While the symptoms of synesthesia have been described in medical literature for more than a century, the condition has most often been considered a mere oddity. But with new technologies for studying brain function, synesthesia is garnering more attention for what it may teach us about memory, sensory perception and even language acquisition.

Popular magazines such as Scientific American have explored synesthesia, as has physician Richard Cytowic, who wrote “The Man who Tasted Shapes,” and synesthete Patricia Lynne Duffy, author of “Blue Cats and Chartreuse Kittens.” Duffy notes that physicist Richard Feynman, a Nobel Prize winner, saw his equations in color; writer Vladimir Nabokov, poet Arthur Rimbaud and other musicians and artists all used their synesthesia to creative advantage.

Unlike Duffy, who didn’t realize until she was a teenager that not everyone sees letters, words and numbers in colors, Spanos grew up understanding her special condition. Her mother is a linguist and a friend of Duffy’s, as well as another synesthete. The elder Spanos understood that her daughter might have inherited the unusual trait, too.

Still, Spanos remembers being about 11 when she discovered that she and her mother didn’t see the same colors. “I remember her saying something about Wednesday starting off dark blue and ending up red and yellow. I asked her, ‘What do you mean, Wednesday’s dark blue? My Wednesday’s brownish orange!’”
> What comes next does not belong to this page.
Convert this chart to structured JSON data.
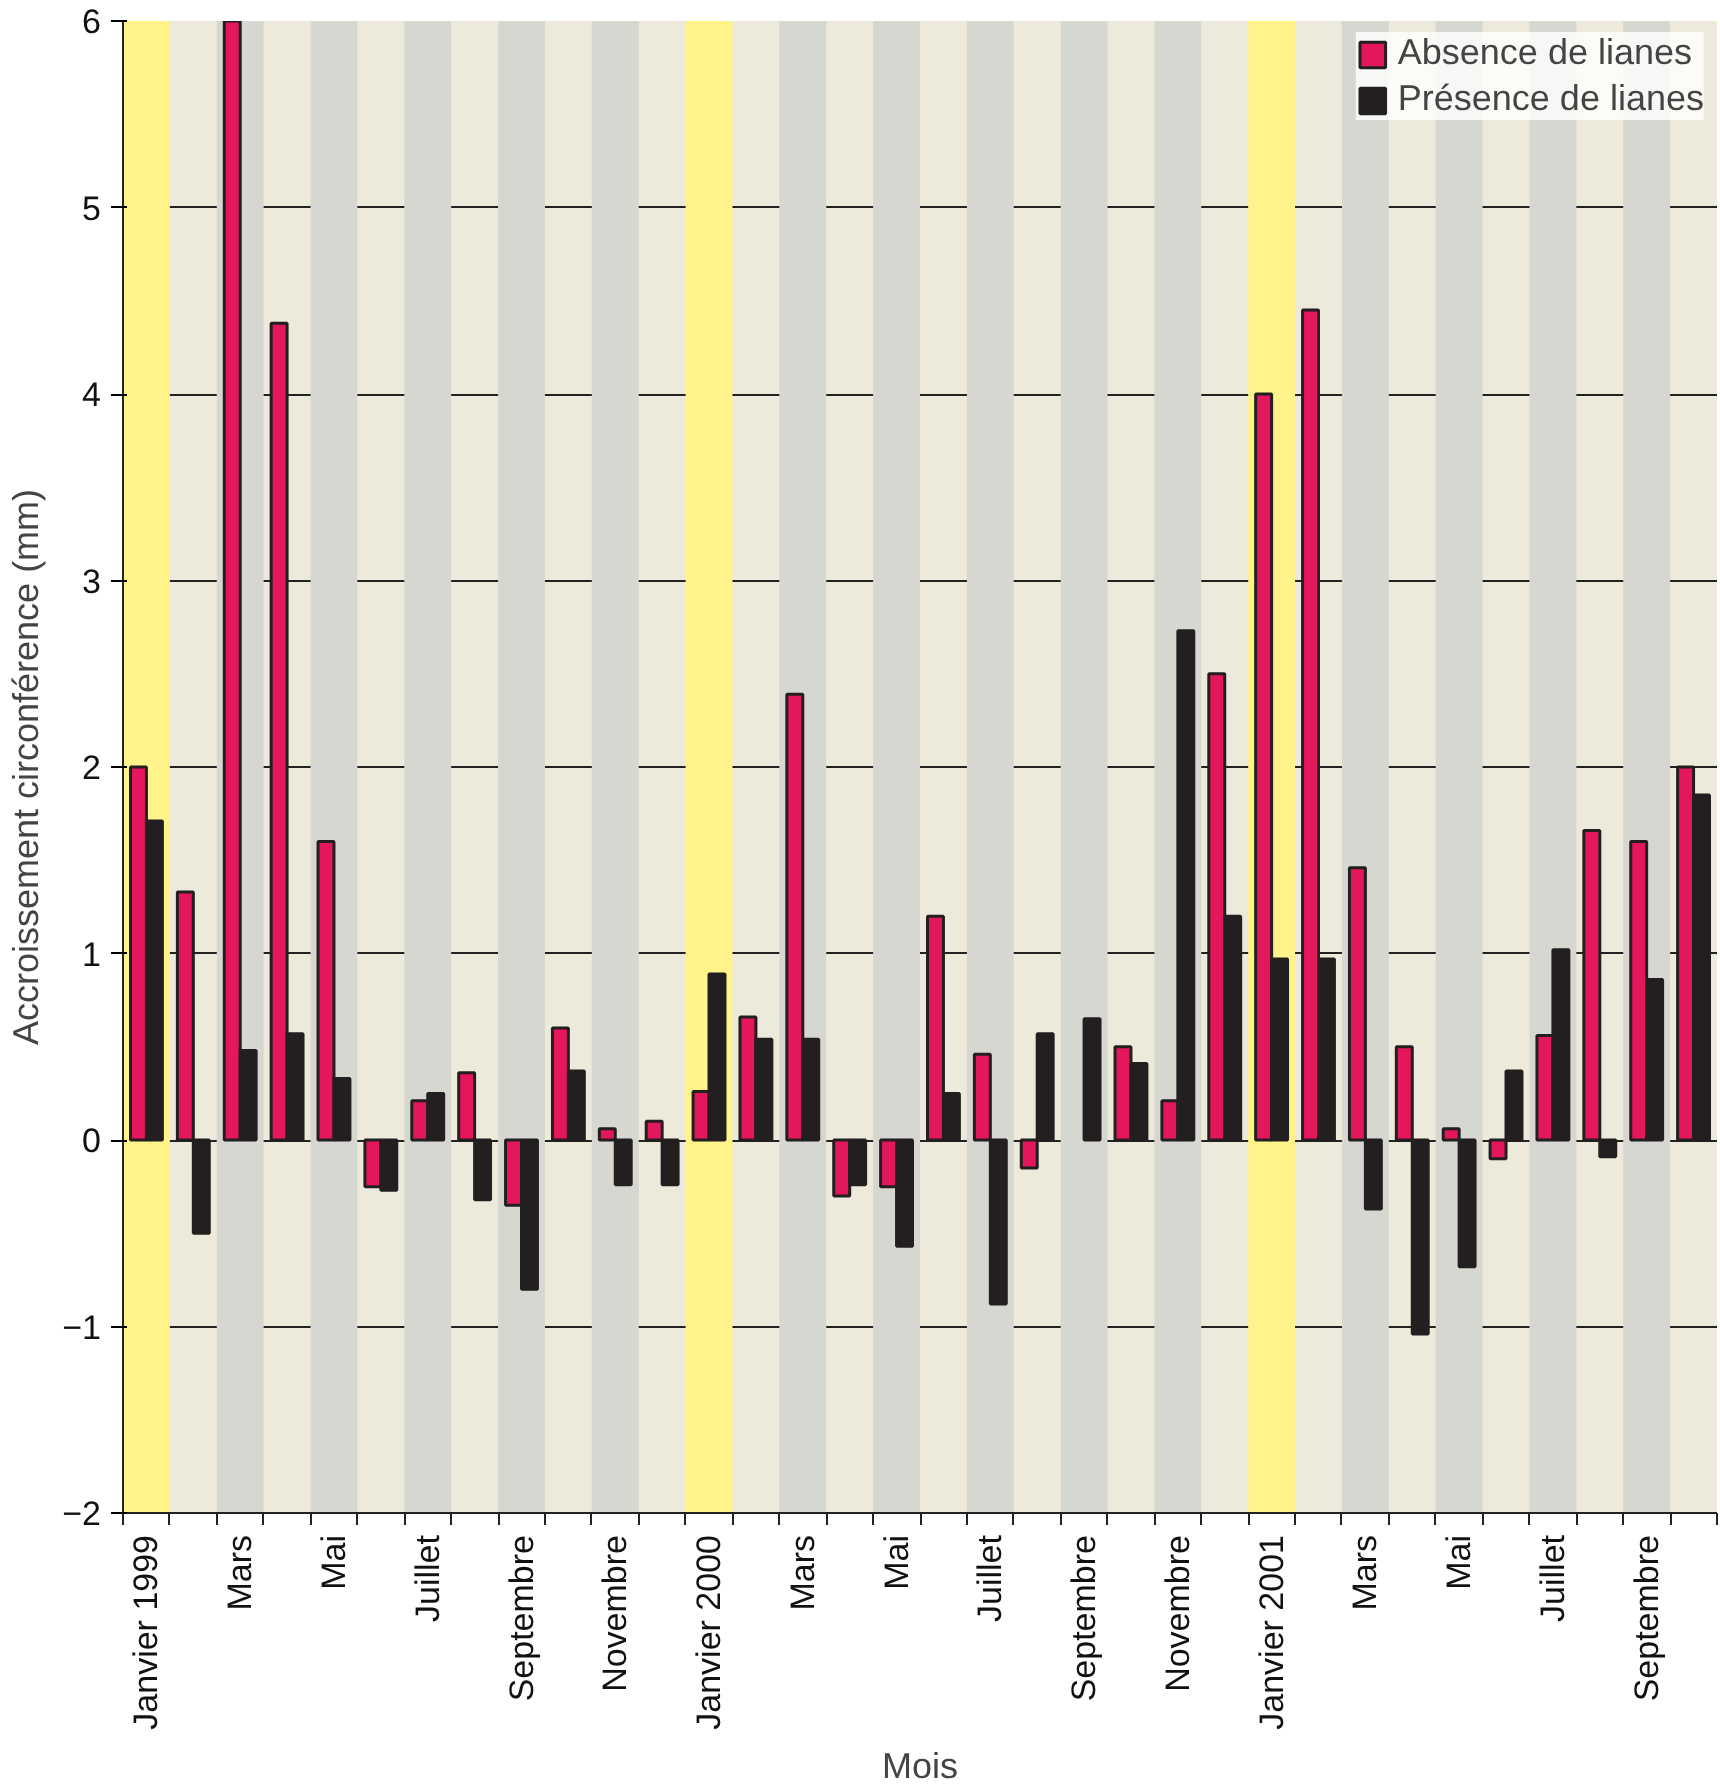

Most of Spanos’ alphabet letters, like those of many synesthetes, are reliably consistent over time.

“A is yellow — a bright yellow. B is green — kind of darker than your average green. C is a very light pink. And D is powder blue. E — I have a lot of trouble with E. It’s either a dark purple, maybe like a navy-blue purple, or it can be orange. It seems to depend on the environment it’s in.” Her research reveals that many synesthetes see most zeros and ones as dark numbers, if not just outright black. “The letters O and I are most often white,” she added.

Spanos says her form of synesthesia creates an associated vision of color; in other words, she “sees” the colored letters in her mind. Someone with projection synesthesia, who actually sees colors in words on a page, will find the condition more disruptive to daily life, she said, similar to someone who experiences tastes involuntarily. For example, associating bad tastes with certain names or words “can be debilitating.”

Her current project grew out of her work as a research assistant in the perception lab of psychology professor Michael Kubovy. “I really like his research techniques,” she said. “They’re so clean and quantifiable.”

An Arlington native, Spanos came to U.Va. thinking she would study math before discovering the interdisciplinary cognitive sciences major. While her synesthesia work is not related to any particular assignment — “I’m just doing the research for fun, basically.” — she wouldn’t be surprised to find herself studying her intriguing condition in graduate school one day.